領域内で乙骨が「刀」を拾って放った術式です。相手からすれば「次の一手が何かわからない」という絶望的な波状攻撃となります。
| 術式 | 元の持ち主 | 効果 |
|---|---|---|
| 邪去悔の梯子 ※必中の術式として結界内に付与 | 来栖華(天使) | 術式を消滅させ、受肉を解除する。 |
| 宇守羅彈 | 烏鷺亨子 | 空間を面で捉えて叩く。防御不能の面攻撃。 |
| 自立型式神の生成(名称不明) | ドルゥヴ・ラクダワラ | 自立型の二種の式神を生成し、その軌跡を自らの領域とし、領域に触れた対象を抉り取とる。 |
| 呪言 | 狗巻棘 | 放った言葉に応じて相手に効果を及ぼす高等術式。 宿儺戦では「動くな」と発し動きを止めた。 |
| 未来予知(名称不明) | シャルル・ベルナール | 相手の少し先の未来を視認し、動きを予知する。 |
| 捌 | 宿儺(虎杖) | 呪力を帯びたもの限定で斬撃攻撃を与える。 |
「真贋相愛」という名前に込められた意味
「真贋相愛(しんがんそうあい)」という名前は、乙骨憂太の「能力の本質」と「精神の在り方」を掛け合わせたものです。
真贋(しんがん)
「本物と偽物」を意味します。これは乙骨の術式「模倣(コピー)」そのものを指しています。彼が使う術式はすべて他人の力を模した「偽物(贋作)」であり、自分自身は「空っぽの器」であるという、彼の自虐的かつ客観的な自己認識が投影されています。
相愛(そうあい)
「互いに愛し合うこと」を意味します。乙骨の強さの根源である「祈本リカとの絆」の象徴です。また、彼が仲間を想い、仲間のために戦うことで術式(他者の力)を借り受けるという、他者との強い繋がり(縁)も表しています。
結びついた意味
この二つが合わさることで、「手段は偽物(コピー)であっても、それを振るう動機や目的(愛)は本物である」という乙骨のアイデンティティを肯定しています。
領域展開にはリカが必要不可欠?

結論から言うと領域を展開するのみで言えば不可欠ではないですが、その領域を最大限に運用するためにはリカという存在、リカの外付けの術式は必要不可欠です。
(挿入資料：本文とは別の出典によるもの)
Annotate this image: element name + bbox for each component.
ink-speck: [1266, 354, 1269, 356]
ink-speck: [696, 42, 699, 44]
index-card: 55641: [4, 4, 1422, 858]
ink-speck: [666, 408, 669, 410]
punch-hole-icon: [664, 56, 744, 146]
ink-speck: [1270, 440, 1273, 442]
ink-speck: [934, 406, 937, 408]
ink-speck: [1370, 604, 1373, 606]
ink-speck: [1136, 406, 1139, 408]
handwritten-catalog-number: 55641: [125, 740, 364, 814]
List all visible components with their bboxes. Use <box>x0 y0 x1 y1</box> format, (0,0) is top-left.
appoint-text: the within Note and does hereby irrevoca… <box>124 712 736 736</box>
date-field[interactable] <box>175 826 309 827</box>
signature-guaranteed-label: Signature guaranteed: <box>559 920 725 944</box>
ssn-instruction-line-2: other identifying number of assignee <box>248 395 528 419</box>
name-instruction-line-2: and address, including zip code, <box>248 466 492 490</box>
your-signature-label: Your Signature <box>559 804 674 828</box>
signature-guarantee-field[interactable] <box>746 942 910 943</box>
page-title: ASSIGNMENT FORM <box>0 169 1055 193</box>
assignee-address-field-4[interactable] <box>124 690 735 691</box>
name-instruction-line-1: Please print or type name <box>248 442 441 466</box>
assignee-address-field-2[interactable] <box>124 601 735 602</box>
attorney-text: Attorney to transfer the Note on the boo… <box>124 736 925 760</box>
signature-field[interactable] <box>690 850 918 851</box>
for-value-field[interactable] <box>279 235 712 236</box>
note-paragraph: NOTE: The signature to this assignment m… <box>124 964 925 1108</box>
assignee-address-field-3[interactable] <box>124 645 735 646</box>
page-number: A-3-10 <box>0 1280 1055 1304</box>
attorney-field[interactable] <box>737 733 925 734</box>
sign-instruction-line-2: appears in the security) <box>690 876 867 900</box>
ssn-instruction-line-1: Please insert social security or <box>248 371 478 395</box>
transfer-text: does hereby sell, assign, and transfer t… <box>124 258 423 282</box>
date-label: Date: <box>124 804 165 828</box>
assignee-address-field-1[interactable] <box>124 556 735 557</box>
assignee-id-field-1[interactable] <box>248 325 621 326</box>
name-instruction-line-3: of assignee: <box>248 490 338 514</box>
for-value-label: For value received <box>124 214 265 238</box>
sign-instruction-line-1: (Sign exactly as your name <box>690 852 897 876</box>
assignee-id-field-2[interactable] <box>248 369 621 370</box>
乙骨の「模倣(コピー)」という術式には容量制限があり、コピーした術式や呪具はすべて「外付けハードディスク」であるリカの中に保管されています。
領域「真贋相愛」は、そのリカのストレージを全開放して展開する技です。
つまり、リカがいない状態での領域展開は「弾丸の入っていない銃を構える」ようなもので、乙骨がその真価を発揮するにはリカとの接続が絶対条件となります。
新宿決戦でも、リカが外側で結界を維持・防御することで、乙骨は内側での連撃に集中できていました。まさに二人三脚で成立している能力です。
まとめ:乙骨の領域展開「真贋相愛」は汎用性の高い最強の領域
乙骨憂太の領域展開「真贋相愛」は、コピーした膨大な術式を無制限に使い捨てる、彼の術式の極致です。
領域内に刺さる無数の刀には、コピー済みの術式がランダムに宿り、乙骨はそれらを即座に引き出して波状攻撃を仕掛けます。最大の特徴は、ストックから任意の1つを選んで必中術式に設定できる点です。
「真贋(偽物の力)」を「相愛(本物の絆)」で振るうこの領域は、リカという外部ストレージの存在が不可欠であり、二人三脚で最強に至る乙骨の生き様を体現しています。